A helping hand

My wife was diagnosied with fibro. I am wanting to know what I can do to help to support her, and make her life generaly a little less stressfull. We have two kids; one is 5 months old, the other will be two yeears old this month. I have been doing my best to get up with the kids, but my work hours vary every day. The days I work later I help by getting up with the kids. When i work eariler I try to take the kids when I get home. Our kids are... energetic... and they suck the energy out of me. I can only imagine how she feels after a day alone with them. So i am wanting some advise on how i can be more supportive. Also i am wanting to know if anyone has some adivse on how to handle the situation of when she feels horrible and takes it out on me. It frustrates me when she does this, espeshally when I have been getting up so early every day and running my self behind on sleep trying to help her.

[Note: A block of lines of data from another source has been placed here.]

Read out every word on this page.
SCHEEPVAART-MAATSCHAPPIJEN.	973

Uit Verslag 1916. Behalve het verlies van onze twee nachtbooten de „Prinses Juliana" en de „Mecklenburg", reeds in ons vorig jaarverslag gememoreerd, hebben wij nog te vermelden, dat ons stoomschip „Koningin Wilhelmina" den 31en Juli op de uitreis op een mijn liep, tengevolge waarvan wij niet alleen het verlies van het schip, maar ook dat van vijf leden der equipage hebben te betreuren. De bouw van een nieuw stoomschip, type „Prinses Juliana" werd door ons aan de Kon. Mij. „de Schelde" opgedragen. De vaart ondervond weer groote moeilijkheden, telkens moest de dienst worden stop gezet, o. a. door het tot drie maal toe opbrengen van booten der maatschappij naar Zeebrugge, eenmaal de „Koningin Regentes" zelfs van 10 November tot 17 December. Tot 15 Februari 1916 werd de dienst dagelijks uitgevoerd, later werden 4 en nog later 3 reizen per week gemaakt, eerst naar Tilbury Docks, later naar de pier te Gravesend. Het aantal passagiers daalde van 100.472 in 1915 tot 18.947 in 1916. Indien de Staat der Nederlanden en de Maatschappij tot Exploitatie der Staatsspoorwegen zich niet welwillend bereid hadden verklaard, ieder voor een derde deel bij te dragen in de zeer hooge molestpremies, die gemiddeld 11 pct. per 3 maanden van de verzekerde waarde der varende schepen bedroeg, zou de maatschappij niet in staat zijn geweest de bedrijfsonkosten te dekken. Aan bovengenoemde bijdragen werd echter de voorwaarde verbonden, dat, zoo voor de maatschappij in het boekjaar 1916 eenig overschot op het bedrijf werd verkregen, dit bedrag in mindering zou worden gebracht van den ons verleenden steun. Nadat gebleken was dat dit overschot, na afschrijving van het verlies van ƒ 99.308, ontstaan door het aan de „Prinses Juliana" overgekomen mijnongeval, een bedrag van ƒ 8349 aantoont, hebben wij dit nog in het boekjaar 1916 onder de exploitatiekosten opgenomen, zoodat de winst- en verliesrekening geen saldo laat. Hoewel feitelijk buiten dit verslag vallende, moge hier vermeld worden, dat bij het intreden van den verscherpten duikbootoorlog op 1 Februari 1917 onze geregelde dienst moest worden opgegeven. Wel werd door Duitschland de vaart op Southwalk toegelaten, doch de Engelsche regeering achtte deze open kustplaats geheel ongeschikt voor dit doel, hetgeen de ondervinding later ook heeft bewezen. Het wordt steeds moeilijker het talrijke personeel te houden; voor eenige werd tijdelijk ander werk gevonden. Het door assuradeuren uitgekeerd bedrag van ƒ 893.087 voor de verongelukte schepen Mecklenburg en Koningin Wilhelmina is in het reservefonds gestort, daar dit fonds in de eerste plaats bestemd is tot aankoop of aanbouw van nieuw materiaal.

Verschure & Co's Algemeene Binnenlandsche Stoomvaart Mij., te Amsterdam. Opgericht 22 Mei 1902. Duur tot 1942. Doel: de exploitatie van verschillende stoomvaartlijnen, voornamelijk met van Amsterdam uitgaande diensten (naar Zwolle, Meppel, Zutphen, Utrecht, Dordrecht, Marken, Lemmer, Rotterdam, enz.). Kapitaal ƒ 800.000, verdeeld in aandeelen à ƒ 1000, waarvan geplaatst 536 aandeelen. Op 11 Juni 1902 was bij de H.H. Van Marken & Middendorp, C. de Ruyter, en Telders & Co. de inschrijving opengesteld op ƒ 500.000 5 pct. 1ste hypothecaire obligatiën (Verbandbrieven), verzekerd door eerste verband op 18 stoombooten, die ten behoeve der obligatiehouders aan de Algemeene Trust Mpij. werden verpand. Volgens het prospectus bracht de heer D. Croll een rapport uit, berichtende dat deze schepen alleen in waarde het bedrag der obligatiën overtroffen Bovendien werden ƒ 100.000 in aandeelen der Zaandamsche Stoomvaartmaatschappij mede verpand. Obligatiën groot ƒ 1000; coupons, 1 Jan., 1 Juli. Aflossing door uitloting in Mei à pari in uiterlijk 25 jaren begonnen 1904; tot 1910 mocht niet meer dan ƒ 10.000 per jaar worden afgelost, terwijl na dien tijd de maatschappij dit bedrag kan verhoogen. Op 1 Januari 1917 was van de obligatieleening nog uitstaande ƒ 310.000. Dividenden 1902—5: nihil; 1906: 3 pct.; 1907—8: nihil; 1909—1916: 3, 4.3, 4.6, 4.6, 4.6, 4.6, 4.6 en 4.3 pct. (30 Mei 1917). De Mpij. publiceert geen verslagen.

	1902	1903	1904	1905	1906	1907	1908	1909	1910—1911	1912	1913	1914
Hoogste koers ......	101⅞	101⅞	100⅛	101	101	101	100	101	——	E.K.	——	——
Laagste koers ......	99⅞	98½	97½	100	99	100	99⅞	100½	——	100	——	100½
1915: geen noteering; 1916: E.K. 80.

My one word of advice for you is just don't ignore it. My husband has a tendancy to ignore it even when I'm having a really bad day, which really bothers me. I asked him about it the other day and he said he ignores it cause there is nothing he can do, and I told him that just knowing he knows can sometimes help me. As for the stress of everything I'm sorry but I have no advice for that. Your wife will learn to do what she can and I can understand. I have a 2 and a 3 year old and my husband is currently working 12 hours a day 6 days a week on nights and it is stressfull on all of us. I wish you all the luck.

My advice begins with finding extra help for the children and the household. That could mean hiring a nanny or taking kids to day care. Find someone to help with cleaning your home. Try to utilize grocery delivery services. There are services like Let’s Dish that deliver assembled meals that you store in the freezer. Order items in bulk from places like Amazon so you’re not running to the store.

I recommend taking your wife to doctors appointments and asking questions. Also learn as much as you can about fibro from books, the web, etc

You may want to consider marriage counseling with someone who knows fibro very well. It’s probably time for you and your wife to have some alone time away from the children. Along with marriage counseling there is counseling for you. Must take care of your own needs before you can help your wife.

Hopefully that gave ideas based on my personal experience.

Best of luck to you!

Sunflower72 has some great ideas! I would have loved to have a husband that understood, he just kept complaining all the time about me going to sleep so early and why the house wasn’t clean.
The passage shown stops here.